Accelerating climate-resilient crop development in East Africa

Context

Within the Alliance of Bioversity International and CIAT, ONA was developed to address a critical bottleneck in crop improvement: the slow and inconsistent collection and analysis of field phenotyping data. Traditional approaches relied heavily on manual processes, limiting scalability and introducing variability in how plant traits were measured across locations.

ONA — AI-Powered Digital Phenotyping Platform for Crop Improvement in Africa

My Role

As Head of Product, I was responsible for establishing the organization’s product function and leading the development of AI-enabled digital tools for agricultural innovation. This involved defining the platform strategy, building cross-functional teams, and aligning software development with machine learning pipelines.

A key part of my role was working closely with breeders, scientists, and institutional stakeholders to translate research needs into scalable digital solutions. I focused on creating a product-driven approach that could bridge the gap between field data collection and advanced AI-based analysis.

What We Built

We developed ONA, an AI-powered digital phenotyping platform that enables breeding teams to collect standardized field data and automatically extract plant traits using computer vision. The system combines offline-first mobile data collection with AI-driven analysis and web-based dashboards for breeders and analysts.

The platform was designed to integrate seamlessly with existing breeding systems through interoperability standards such as BrAPI, ensuring it could fit within established workflows while introducing new capabilities. By connecting field data capture directly with machine learning pipelines, ONA transforms raw images and observations into actionable insights for crop improvement.

AI-Powered Digital Phenotyping Platform for Crop Improvement in Africa — field collection, ML pipelines, or breeder insights

Challenges

At the outset, the system landscape was fragmented, and the machine learning pipeline was poorly integrated with data collection processes. As a result, breeders often had to wait several weeks before receiving usable trait data, significantly slowing down decision-making.

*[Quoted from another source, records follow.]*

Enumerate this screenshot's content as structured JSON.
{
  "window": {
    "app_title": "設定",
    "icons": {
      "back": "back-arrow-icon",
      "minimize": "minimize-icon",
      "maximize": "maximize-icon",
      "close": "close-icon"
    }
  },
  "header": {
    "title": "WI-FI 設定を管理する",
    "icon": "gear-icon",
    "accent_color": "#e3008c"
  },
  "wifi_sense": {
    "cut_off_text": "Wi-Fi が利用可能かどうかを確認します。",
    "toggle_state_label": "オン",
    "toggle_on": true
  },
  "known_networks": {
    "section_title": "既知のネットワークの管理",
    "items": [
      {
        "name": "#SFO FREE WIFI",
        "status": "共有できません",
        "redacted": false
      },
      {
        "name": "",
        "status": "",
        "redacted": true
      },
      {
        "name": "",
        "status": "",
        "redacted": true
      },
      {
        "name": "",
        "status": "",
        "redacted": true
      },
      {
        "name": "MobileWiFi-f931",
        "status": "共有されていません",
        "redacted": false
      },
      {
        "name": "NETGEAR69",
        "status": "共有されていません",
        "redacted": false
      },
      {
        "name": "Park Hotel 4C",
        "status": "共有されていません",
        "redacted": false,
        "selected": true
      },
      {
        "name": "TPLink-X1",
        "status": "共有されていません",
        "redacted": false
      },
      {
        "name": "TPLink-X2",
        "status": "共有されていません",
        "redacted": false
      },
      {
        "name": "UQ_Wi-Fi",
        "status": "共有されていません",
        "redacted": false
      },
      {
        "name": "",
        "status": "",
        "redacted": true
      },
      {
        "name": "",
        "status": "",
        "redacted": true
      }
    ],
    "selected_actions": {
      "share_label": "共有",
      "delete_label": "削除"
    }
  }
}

At the same time, there was no formal product foundation in place. The initiative lacked a clear strategy, a dedicated development team, and structured delivery processes. This made it difficult to coordinate efforts and move efficiently toward a scalable solution.

Additionally, teams were operating in silos. Machine learning engineers, software developers, and field teams were not sufficiently aligned, which created bottlenecks and limited the ability to scale the platform across different programs and geographies.

Approach

I led the transition from fragmented efforts to a coordinated, product-driven development approach. This began with defining a clear product vision, strategy, and roadmap, aligned with both technical possibilities and field realities.

I built and structured a cross-functional engineering team, covering mobile development, backend systems, and integration with machine learning pipelines. To ensure consistent delivery, I introduced structured product development practices, including Agile workflows, product requirement definitions, and prioritization frameworks.

A major focus was improving alignment between teams. I established regular coordination between product, MLOps, and data teams, and mapped the end-to-end user journey to identify and address bottlenecks in the data-to-insight pipeline.

Alongside development, I led field deployments and training sessions with breeding teams across multiple countries, working directly with partners such as CIMMYT and KALRO to ensure the platform was usable and effective in real-world conditions.

Impact

The introduction of ONA significantly improved the speed and scalability of phenotyping workflows. Trait extraction turnaround time was reduced from several weeks to under 24 hours, enabling much faster feedback cycles for breeding teams.

The platform was successfully deployed across Tanzania, Kenya, and Uganda, supporting standardized data collection and analysis across multiple programs. It also contributed to increased adoption of AI-enabled tools in real-world breeding environments, demonstrating that advanced technologies can be effectively applied in low-resource settings.

Internally, the work established a high-performing cross-functional product team and introduced a sustainable product development approach that could be extended to other digital initiatives.

Leadership & Initiative

During the Alliance Science Week in Vientiane (2025), I was asked at short notice to present the work of the Artemis team. I took the initiative to deliver multiple presentations covering ONA, Sikia, and broader digital innovation efforts.

This helped increase visibility of the platform across the organization and positioned the work within wider discussions on digital transformation and the role of AI in agricultural research.

Key Insight

Integrating data collection and AI analysis into a single, well-coordinated product workflow can dramatically accelerate how agricultural data is transformed into insights. However, achieving this requires not only technical integration, but also strong alignment between teams, clear product direction, and deep engagement with end users in the field.

Alliance webinar — presenting ONA and digital innovation for crop improvement
Alliance webinar: sharing ONA, digital phenotyping, and broader innovation work with internal and external audiences.